Position the head amplifier above the hand so that the mosquito can comfortably stand and probe. Switch the head amplifier on while grounded. Adjust the host hand position as needed to assist in probing success.

Use the hardware management software to make timestamped observations regarding host responses, mosquito behaviors, gain changes, and other relevant events during the recording. Adjust the position of the signals on the screen and the software gain using the hardware management software to keep both signals clearly visible. To adjust the hardware gain, flip the channel one range and multiplier switches.

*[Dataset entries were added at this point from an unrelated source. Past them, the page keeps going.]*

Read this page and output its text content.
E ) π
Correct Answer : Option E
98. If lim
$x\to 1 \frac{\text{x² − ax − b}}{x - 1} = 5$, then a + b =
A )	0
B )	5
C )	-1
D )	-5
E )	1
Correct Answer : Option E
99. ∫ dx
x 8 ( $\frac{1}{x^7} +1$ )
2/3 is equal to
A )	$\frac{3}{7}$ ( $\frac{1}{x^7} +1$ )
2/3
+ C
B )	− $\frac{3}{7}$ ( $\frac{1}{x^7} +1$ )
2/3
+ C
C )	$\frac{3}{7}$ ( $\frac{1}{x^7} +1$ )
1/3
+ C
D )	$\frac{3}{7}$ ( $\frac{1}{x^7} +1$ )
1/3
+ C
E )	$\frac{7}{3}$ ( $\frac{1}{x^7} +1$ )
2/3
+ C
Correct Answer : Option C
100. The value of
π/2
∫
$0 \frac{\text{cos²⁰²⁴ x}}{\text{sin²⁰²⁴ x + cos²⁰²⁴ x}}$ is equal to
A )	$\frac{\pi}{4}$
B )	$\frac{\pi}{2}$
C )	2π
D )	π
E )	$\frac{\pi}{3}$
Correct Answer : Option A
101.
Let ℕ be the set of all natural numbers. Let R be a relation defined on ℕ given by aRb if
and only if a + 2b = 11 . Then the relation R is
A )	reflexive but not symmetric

If that adjustment is not sufficient, turn the gain dial for channel one to the right or left to raise or lower the gain respectively to avoid peaking out or unclear peaks. For tuning the offset, flip the channel one offset switch on the control box to neg. Then turn the channel one offset dial until the peaks in the pre and post signals occur in the same direction on the computer screen.

If the mosquito is in the middle of a probe, allow it to finish. If it does not probe within 10 minutes, switch the head amplifier off. Have the host carefully remove their hand, then remove the mosquito with the attached insect stub.

Finally, replace the mosquito in the storage box. AC-DC EPG recordings of Culex tarsalis mosquitoes feeding on human hands generated interpretable waveforms suitable for classification into families, types, and subtypes.